Although Athletic Bilbao still have a chance in the Copa del Rey final – Barcelona stand in the way, of course – this is certainly the case for Valencia and Atlético Madrid. Valencia in particular seem forever destined to finish third in the league, with only the possible change to their status being a drop down the table rather than a move up.

While the 2010 Uefa Cup and subsequent European Super Cup provided Atlético Madrid fans with just enough glory to keep them happy, Valencia’s supporters are desperate for an excuse for a celebration. They have spent a tough period stuck behind the big two, watching their best players being sold year after year.

A win over Atlético Madrid and triumph in the final might not be enough to give manager Unai Emery a contract renewal at the end of the season.

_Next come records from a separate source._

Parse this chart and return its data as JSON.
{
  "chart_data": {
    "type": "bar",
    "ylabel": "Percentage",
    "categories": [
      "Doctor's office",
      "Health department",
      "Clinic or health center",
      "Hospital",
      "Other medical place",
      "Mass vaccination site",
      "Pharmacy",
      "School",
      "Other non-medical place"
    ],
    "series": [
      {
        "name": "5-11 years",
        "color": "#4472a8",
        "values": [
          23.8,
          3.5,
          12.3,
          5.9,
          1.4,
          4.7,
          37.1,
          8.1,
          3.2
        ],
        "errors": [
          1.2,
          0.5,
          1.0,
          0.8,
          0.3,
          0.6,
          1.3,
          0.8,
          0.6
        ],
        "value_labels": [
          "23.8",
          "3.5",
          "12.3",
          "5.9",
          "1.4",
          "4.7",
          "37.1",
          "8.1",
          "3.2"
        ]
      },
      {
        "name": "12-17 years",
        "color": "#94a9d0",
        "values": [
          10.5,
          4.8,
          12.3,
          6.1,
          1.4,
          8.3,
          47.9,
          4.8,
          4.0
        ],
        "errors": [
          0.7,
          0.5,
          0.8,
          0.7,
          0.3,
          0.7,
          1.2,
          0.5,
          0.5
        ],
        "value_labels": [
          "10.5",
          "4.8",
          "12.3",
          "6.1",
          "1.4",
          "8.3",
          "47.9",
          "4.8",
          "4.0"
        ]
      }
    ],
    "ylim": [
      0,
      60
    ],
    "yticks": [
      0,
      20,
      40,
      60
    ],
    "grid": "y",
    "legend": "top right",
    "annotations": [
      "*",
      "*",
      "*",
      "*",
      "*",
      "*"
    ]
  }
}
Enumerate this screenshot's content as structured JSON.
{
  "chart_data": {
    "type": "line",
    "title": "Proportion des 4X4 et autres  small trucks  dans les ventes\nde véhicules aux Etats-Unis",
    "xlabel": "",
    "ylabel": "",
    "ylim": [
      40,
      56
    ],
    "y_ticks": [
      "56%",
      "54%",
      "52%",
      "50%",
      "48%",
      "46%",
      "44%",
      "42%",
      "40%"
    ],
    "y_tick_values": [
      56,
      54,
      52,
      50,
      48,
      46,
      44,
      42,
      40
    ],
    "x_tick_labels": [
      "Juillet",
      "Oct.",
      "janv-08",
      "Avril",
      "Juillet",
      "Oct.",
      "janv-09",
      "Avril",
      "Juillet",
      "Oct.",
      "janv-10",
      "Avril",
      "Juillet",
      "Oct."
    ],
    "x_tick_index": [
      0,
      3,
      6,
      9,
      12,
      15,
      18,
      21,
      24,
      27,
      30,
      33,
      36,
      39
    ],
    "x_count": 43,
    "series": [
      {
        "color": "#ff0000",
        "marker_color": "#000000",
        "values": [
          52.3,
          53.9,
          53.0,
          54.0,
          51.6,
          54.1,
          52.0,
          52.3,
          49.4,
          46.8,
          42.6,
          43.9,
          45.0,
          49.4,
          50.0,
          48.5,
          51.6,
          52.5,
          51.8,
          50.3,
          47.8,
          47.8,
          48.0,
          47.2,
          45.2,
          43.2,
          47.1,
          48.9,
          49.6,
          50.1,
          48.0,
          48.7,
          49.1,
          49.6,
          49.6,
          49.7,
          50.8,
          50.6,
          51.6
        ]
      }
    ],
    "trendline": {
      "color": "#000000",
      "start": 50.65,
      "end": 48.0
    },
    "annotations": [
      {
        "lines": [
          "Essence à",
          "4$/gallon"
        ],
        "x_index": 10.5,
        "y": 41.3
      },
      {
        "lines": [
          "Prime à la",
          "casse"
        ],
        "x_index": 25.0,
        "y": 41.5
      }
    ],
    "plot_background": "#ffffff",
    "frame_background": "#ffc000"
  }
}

The much-maligned coach may not want one, such is the abuse he receives from an uppity set of fans. Emery could yet leave Valencia on a high, after giving the club their finest moment since they won the league title in 2004.

Standing in the way are Atlético Madrid, a battle-hardened outfit lead by Diego Simeone. He took over in December and has built a team that is flakey in la Liga but supremely effective in Europe. Atlético have won all six knock-out games under the Simeone's guidance, and 14 from 16 in the competition overall.

Valencia are the hungrier of the two teams, but Atlético Madrid have the proven pedigree in Europe this season and must start as favourites for a second final appearance in three years. Tim Stannard

Comments (2)
Comment by trickydicky 2012-04-20 11:02:33

Well called! Atletico looked good last night and Falcao was impressive again. Although Valencia's late 2nd to make it 4-2 still gives them a chance. I reckon Atletico should have enough to see them into the final, Simeone prefers being defensive anyway and they'll be a tough nut to get two past, plus, Valencia's fans might get frustrated and turn on their own team/manager.

Comment by FCKarl 2012-04-25 08:33:29

Compared to the sad state of Italian footballing clubs that still have not yet discovered offensive, attractive football and the regular pinball game one sees in Britain, I am glad that the Spanish are getting their due. This should be seen as the indictment that it is: Eight final clubs in the two Euro club competitions. Five of the eight are Spanish clubs with a sixth coming from Portugal (Sporting) which is so heavily influenced by their larger neighbor, Spain. The sad thing is that an English club will probably try to buy Falcao from Atletico in the summer, just as Sergio Aguero is now at Manchester City. And sadder still is to compare highlight videos of Aguero at Atletico and now at City. There is no comparison; Aguero was a far more delightful, offensive, speedy, attacking player in Madrid. Give me the choice any day and I'd be choosing a La Liga match over the Premiership. If that hurts your English pride, well, sorry. And I wouldn't be even ever bothering to travel to Italia to see a Serie A encounter there. One, the matches are all manipulated anyway, two, the number of shots on goal is less than the fingers on one hand. Chelsea may have just got past FC Barca, but this is just like Italia beating Brazil in the Spain World Cup 1982. Everyone knows which side is far superior. The author is right. Nothing else is working in Spain at the moment. However, the football that is branded, marketed, and on display is, at least, doing something to keep up the good name of the sport.